Рэнд набросал подробный чертеж, ставший таким знакомым Сойер за прошедшие две недели. Самолет имел вытянутую игловидную конструкцию носовой части и одно крыло, расположенное над фюзеляжем. При полете на низкой скорости во время взлета и посадки крыло занимает обычное положение, под прямым углом к корпусу. Для полета на более высокой скорости оно поворачивается под острым углом до шестидесяти градусов относительно центральной линии фюзеляжа, что уменьшает торможение и обеспечивает более высокую скорость без увеличения потребления горючего.

– Черт тебя побери, свободнонесущее крыло будет работать! – воскликнула Сойер. – Лучшие инженеры работали над этой идеей. Почему ты так упрям? Ты не можешь дать мне разумного обоснования, кроме инстинктивной уверенности, что у нас ничего не получится. Одной интуиции недостаточно. Я имею дело с фактами и чертежами. Я-то думала, что интуиция – чисто женская черта.

Рэнд поднял руку.

– О'кей, ты победила. Эта спецификация остается. В чем Мосс действительно, на мой взгляд, преуспел, так это в выборе необычного композитного материала. Прочного и легкого. Пенная прослойка, разработанная им, представляет собой новое слово в технике. Он замечательный человек, твой дедушка. Жаль, что я не узнал его лучше за все эти годы.

Сойер сразу же почувствовала себя опустошенной. Споры с Рэндом о столь важных вещах вызывали у нее бурю эмоций. Она права, она должна быть права. Все инженеры на заводе были согласны с нею. И все же она доверяла мнению Рэнда и знала: он не пытается усложнить ситуацию.

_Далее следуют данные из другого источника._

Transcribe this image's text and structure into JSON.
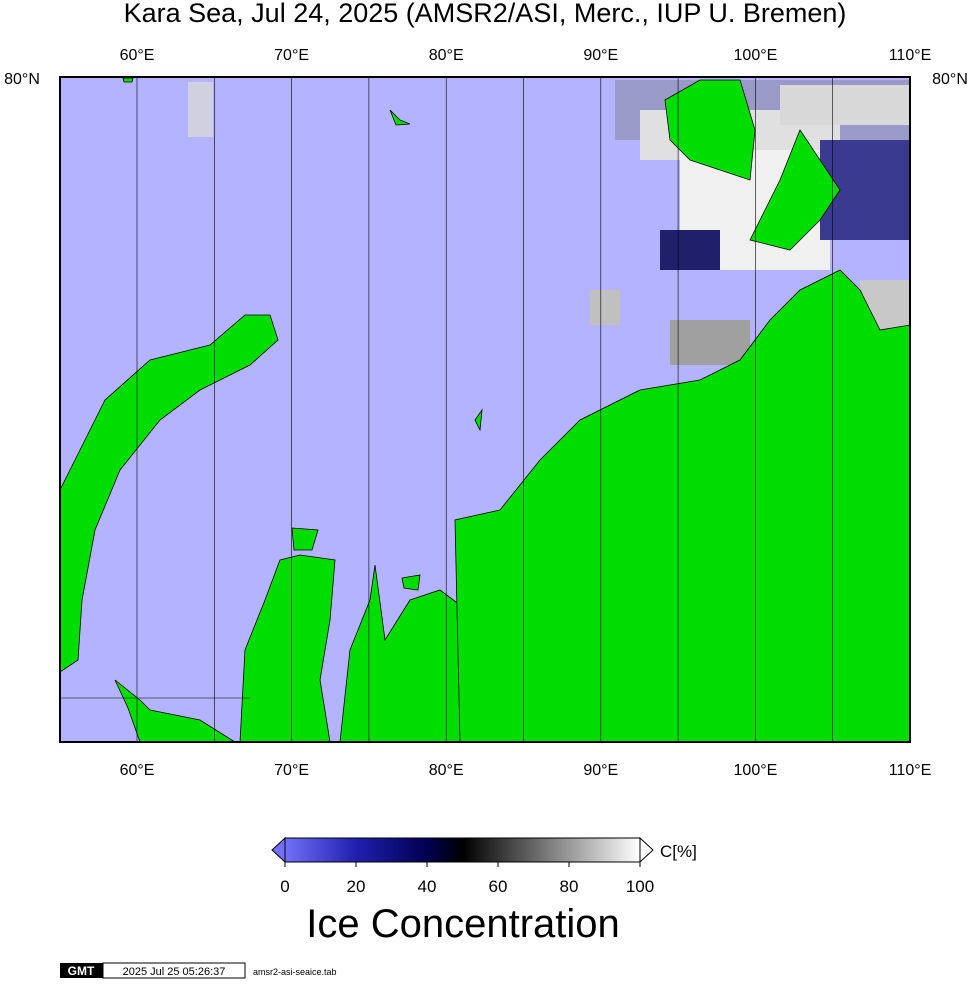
{
  "title": "Kara Sea, Jul 24, 2025 (AMSR2/ASI, Merc., IUP U. Bremen)",
  "map": {
    "lon_labels_top": [
      "60°E",
      "70°E",
      "80°E",
      "90°E",
      "100°E",
      "110°E"
    ],
    "lon_labels_bottom": [
      "60°E",
      "70°E",
      "80°E",
      "90°E",
      "100°E",
      "110°E"
    ],
    "lat_label_left": "80°N",
    "lat_label_right": "80°N"
  },
  "colorbar": {
    "range": [
      0,
      100
    ],
    "ticks": [
      0,
      20,
      40,
      60,
      80,
      100
    ],
    "unit": "C[%]",
    "label": "Ice Concentration"
  },
  "footer": {
    "logo": "GMT",
    "timestamp": "2025 Jul 25 05:26:37",
    "file": "amsr2-asi-seaice.tab"
  }
}
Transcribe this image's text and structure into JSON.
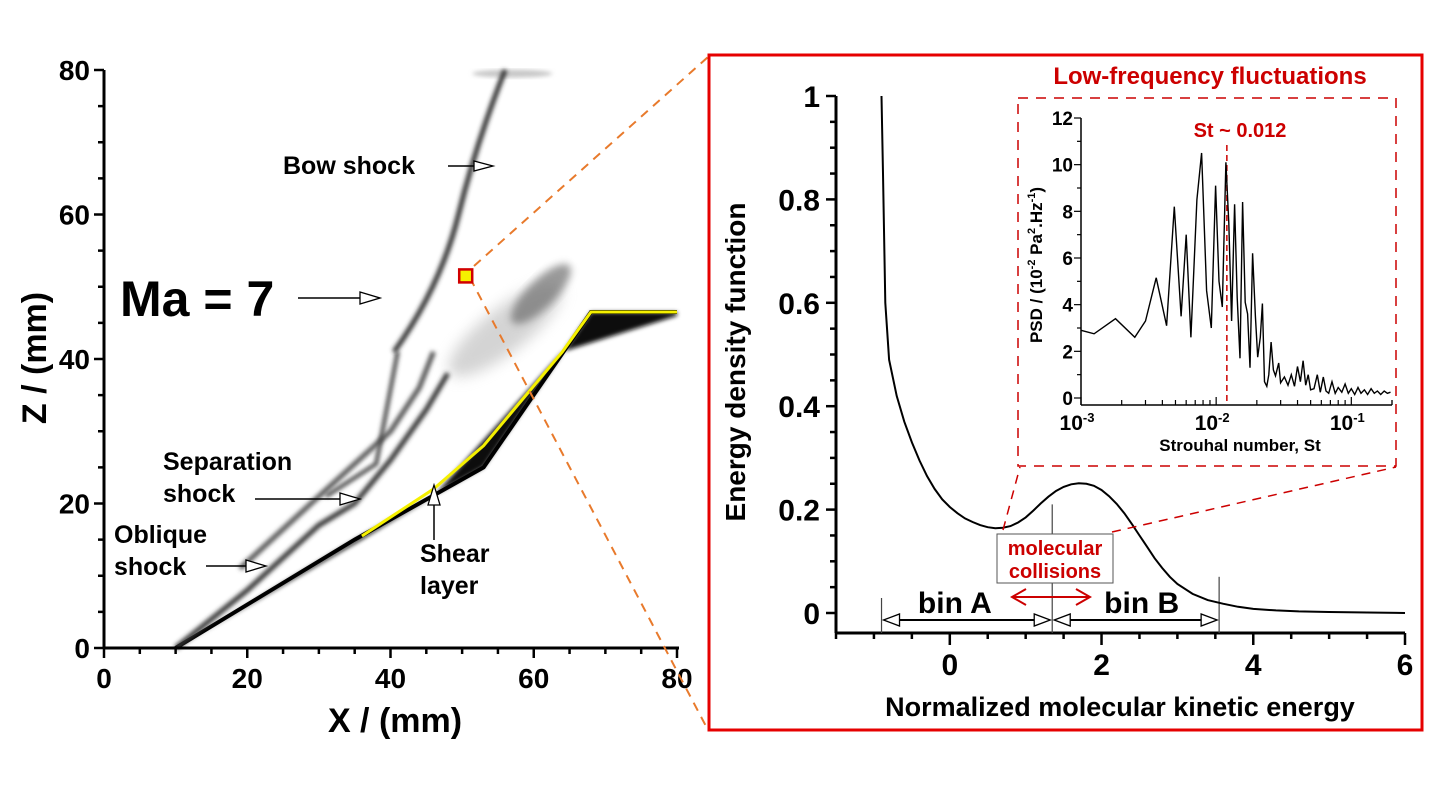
{
  "colors": {
    "frame_red": "#e00000",
    "annot_red": "#cc0000",
    "zoom_orange": "#e87a2c",
    "shear_yellow": "#f5f000",
    "axis": "#000000"
  },
  "chart_data": [
    {
      "id": "flowfield",
      "type": "heatmap",
      "title": "",
      "xlabel": "X / (mm)",
      "ylabel": "Z / (mm)",
      "xlim": [
        0,
        80
      ],
      "ylim": [
        0,
        80
      ],
      "xticks": [
        0,
        20,
        40,
        60,
        80
      ],
      "yticks": [
        0,
        20,
        40,
        60,
        80
      ],
      "xtick_labels": [
        "0",
        "20",
        "40",
        "60",
        "80"
      ],
      "ytick_labels": [
        "0",
        "20",
        "40",
        "60",
        "80"
      ],
      "grid": false,
      "colormap": "grayscale (numerical schlieren)",
      "geometry": {
        "wedge_surface": [
          [
            10,
            0
          ],
          [
            35,
            15
          ],
          [
            53,
            25
          ],
          [
            68,
            46.5
          ],
          [
            80,
            46.5
          ]
        ],
        "shear_layer": [
          [
            36,
            15.5
          ],
          [
            46,
            22
          ],
          [
            53,
            28
          ],
          [
            64,
            41
          ],
          [
            68,
            46.5
          ],
          [
            80,
            46.5
          ]
        ],
        "bow_shock": [
          [
            40.5,
            41
          ],
          [
            47,
            49
          ],
          [
            51,
            60
          ],
          [
            56,
            80
          ]
        ],
        "separation_shock": [
          [
            19,
            11
          ],
          [
            30,
            21
          ],
          [
            40,
            30
          ],
          [
            44,
            36
          ],
          [
            46,
            41
          ]
        ],
        "oblique_shock": [
          [
            10,
            0
          ],
          [
            20,
            8
          ],
          [
            30,
            17
          ],
          [
            35,
            20
          ]
        ]
      },
      "probe_point": {
        "x": 50.5,
        "z": 51.5
      },
      "annotations": [
        {
          "text": "Ma = 7",
          "target": [
            38,
            48
          ]
        },
        {
          "text": "Bow shock",
          "target": [
            54.5,
            66
          ]
        },
        {
          "text": "Separation shock",
          "target": [
            36.5,
            20.5
          ]
        },
        {
          "text": "Oblique shock",
          "target": [
            22.5,
            11.5
          ]
        },
        {
          "text": "Shear layer",
          "target": [
            46,
            23
          ]
        }
      ]
    },
    {
      "id": "energy_density",
      "type": "line",
      "title": "",
      "xlabel": "Normalized molecular kinetic energy",
      "ylabel": "Energy density function",
      "xlim": [
        -1.5,
        6
      ],
      "ylim": [
        -0.03,
        1
      ],
      "xticks": [
        0,
        2,
        4,
        6
      ],
      "yticks": [
        0,
        0.2,
        0.4,
        0.6,
        0.8,
        1
      ],
      "xtick_labels": [
        "0",
        "2",
        "4",
        "6"
      ],
      "ytick_labels": [
        "0",
        "0.2",
        "0.4",
        "0.6",
        "0.8",
        "1"
      ],
      "grid": false,
      "series": [
        {
          "name": "energy density",
          "x": [
            -0.9,
            -0.88,
            -0.85,
            -0.8,
            -0.7,
            -0.6,
            -0.5,
            -0.4,
            -0.3,
            -0.2,
            -0.1,
            0.0,
            0.1,
            0.2,
            0.3,
            0.4,
            0.5,
            0.6,
            0.7,
            0.8,
            0.9,
            1.0,
            1.1,
            1.2,
            1.3,
            1.4,
            1.5,
            1.6,
            1.7,
            1.8,
            1.9,
            2.0,
            2.1,
            2.2,
            2.3,
            2.4,
            2.5,
            2.6,
            2.7,
            2.8,
            2.9,
            3.0,
            3.2,
            3.4,
            3.6,
            3.8,
            4.0,
            4.3,
            4.6,
            5.0,
            5.5,
            6.0
          ],
          "y": [
            1.0,
            0.85,
            0.6,
            0.49,
            0.42,
            0.37,
            0.33,
            0.295,
            0.265,
            0.24,
            0.22,
            0.205,
            0.193,
            0.183,
            0.176,
            0.17,
            0.166,
            0.164,
            0.165,
            0.168,
            0.175,
            0.185,
            0.198,
            0.212,
            0.225,
            0.236,
            0.244,
            0.249,
            0.251,
            0.25,
            0.246,
            0.238,
            0.226,
            0.211,
            0.193,
            0.172,
            0.15,
            0.128,
            0.106,
            0.087,
            0.07,
            0.056,
            0.037,
            0.025,
            0.018,
            0.012,
            0.008,
            0.005,
            0.003,
            0.002,
            0.001,
            0.0
          ]
        }
      ],
      "markers": {
        "bin_edges": [
          -0.9,
          1.35,
          3.55
        ]
      },
      "annotations": [
        {
          "text": "bin A",
          "range": [
            -0.9,
            1.35
          ]
        },
        {
          "text": "bin B",
          "range": [
            1.35,
            3.55
          ]
        },
        {
          "text_lines": [
            "molecular",
            "collisions"
          ],
          "arrow": "double-headed between bins"
        }
      ]
    },
    {
      "id": "psd_inset",
      "type": "line",
      "title": "Low-frequency fluctuations",
      "xlabel": "Strouhal number, St",
      "ylabel": "PSD / (10^-2 Pa^2.Hz^-1)",
      "xscale": "log",
      "xlim": [
        0.001,
        0.2
      ],
      "ylim": [
        0,
        12
      ],
      "xticks": [
        0.001,
        0.01,
        0.1
      ],
      "yticks": [
        0,
        2,
        4,
        6,
        8,
        10,
        12
      ],
      "xtick_labels": [
        [
          "10",
          "-3"
        ],
        [
          "10",
          "-2"
        ],
        [
          "10",
          "-1"
        ]
      ],
      "ytick_labels": [
        "0",
        "2",
        "4",
        "6",
        "8",
        "10",
        "12"
      ],
      "grid": false,
      "reference_line": {
        "x": 0.012,
        "label": "St ~ 0.012"
      },
      "series": [
        {
          "name": "PSD",
          "x": [
            0.001,
            0.00125,
            0.0018,
            0.0025,
            0.003,
            0.0036,
            0.0043,
            0.0049,
            0.0055,
            0.006,
            0.0065,
            0.0072,
            0.0078,
            0.0085,
            0.0092,
            0.0099,
            0.0105,
            0.0111,
            0.0118,
            0.0124,
            0.013,
            0.0137,
            0.0143,
            0.015,
            0.0157,
            0.0164,
            0.0171,
            0.0178,
            0.0186,
            0.0195,
            0.0203,
            0.0212,
            0.022,
            0.0228,
            0.0237,
            0.0245,
            0.0255,
            0.0265,
            0.0275,
            0.029,
            0.03,
            0.032,
            0.034,
            0.036,
            0.038,
            0.04,
            0.042,
            0.044,
            0.046,
            0.048,
            0.05,
            0.053,
            0.056,
            0.059,
            0.062,
            0.065,
            0.068,
            0.072,
            0.076,
            0.08,
            0.085,
            0.09,
            0.095,
            0.1,
            0.106,
            0.112,
            0.118,
            0.125,
            0.132,
            0.14,
            0.148,
            0.156,
            0.165,
            0.175,
            0.185,
            0.195
          ],
          "y": [
            2.9,
            2.75,
            3.4,
            2.6,
            3.3,
            5.15,
            3.1,
            8.2,
            3.5,
            7.0,
            2.6,
            8.5,
            10.5,
            4.6,
            3.0,
            9.1,
            5.0,
            3.9,
            10.1,
            7.5,
            3.3,
            8.3,
            4.3,
            1.7,
            8.4,
            4.1,
            3.6,
            1.3,
            6.2,
            3.5,
            1.75,
            2.6,
            4.05,
            0.7,
            0.5,
            1.0,
            2.4,
            1.2,
            0.95,
            1.5,
            0.65,
            0.9,
            0.55,
            1.0,
            0.5,
            1.35,
            0.7,
            1.6,
            0.55,
            1.0,
            0.35,
            0.4,
            1.0,
            0.25,
            0.9,
            0.3,
            0.2,
            0.7,
            0.2,
            0.45,
            0.25,
            0.6,
            0.2,
            0.4,
            0.15,
            0.45,
            0.2,
            0.35,
            0.15,
            0.4,
            0.2,
            0.3,
            0.15,
            0.3,
            0.2,
            0.25
          ]
        }
      ]
    }
  ],
  "labels": {
    "ma": "Ma = 7",
    "bow_shock": "Bow shock",
    "separation_1": "Separation",
    "separation_2": "shock",
    "oblique_1": "Oblique",
    "oblique_2": "shock",
    "shear_1": "Shear",
    "shear_2": "layer",
    "bin_a": "bin A",
    "bin_b": "bin B",
    "collisions_1": "molecular",
    "collisions_2": "collisions",
    "inset_title": "Low-frequency fluctuations",
    "st_label": "St ~ 0.012",
    "psd_ylabel_parts": [
      "PSD / (10",
      "-2",
      " Pa",
      "2",
      ".Hz",
      "-1",
      ")"
    ]
  }
}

– Ни в коем случае этот проект не должен потерпеть крушение. Я готова поставить на кон свою жизнь, – с жаром заявила Сойер.

– Это будет не твоя жизнь, Сойер, а жизнь летчика-испытателя.

– Я возьму ответственность на себя.

– Взять на себя ответственность – это одно, а жить с результатом испытаний – совсем другое.

– Проклятье, Рэнд, не пытайся на меня повлиять. Ты не можешь подорвать мою веру. Дед доверяет мне, как и все остальные инженеры.

– Они не любят тебя, как люблю я, – прошептал Рэнд. Последовала пауза. Потом Сойер спокойно сказала:

– Этого не должно случиться.

– Единственное, на что нельзя рассчитывать в этом мире, это эмоции.

– Может быть, ты не можешь, а я могу контролировать эмоции, – отчаянно возразила Сойер.

– Надеюсь, у тебя это получается лучше, чем у меня.

– Я не допущу, чтобы что-то или кто-то вмешивался или останавливал меня. Смирись с этим, Рэнд.

– Я смирился. Как ты считаешь, почему же тогда я завтра уезжаю? Но я вернусь. На это ты можешь рассчитывать.

Сойер кивнула с несчастным видом. Слезы, блеснувшие на ее ресницах, глубоко взволновали Рэнда.

– Сделаем заказ? – предложила Сойер с напускным воодушевлением. – Я умираю от голода!

– Могу побиться об заклад, что это так, ты, маленькая дикарка. – Он рассмеялся, пытаясь развеять напряжение. – Ты всегда голодна.

– Не порицай меня, – проворчала она, с хитрецой заглядывая ему в глаза. – Если я не могу насытить свою душу, то желудок получает преимущество.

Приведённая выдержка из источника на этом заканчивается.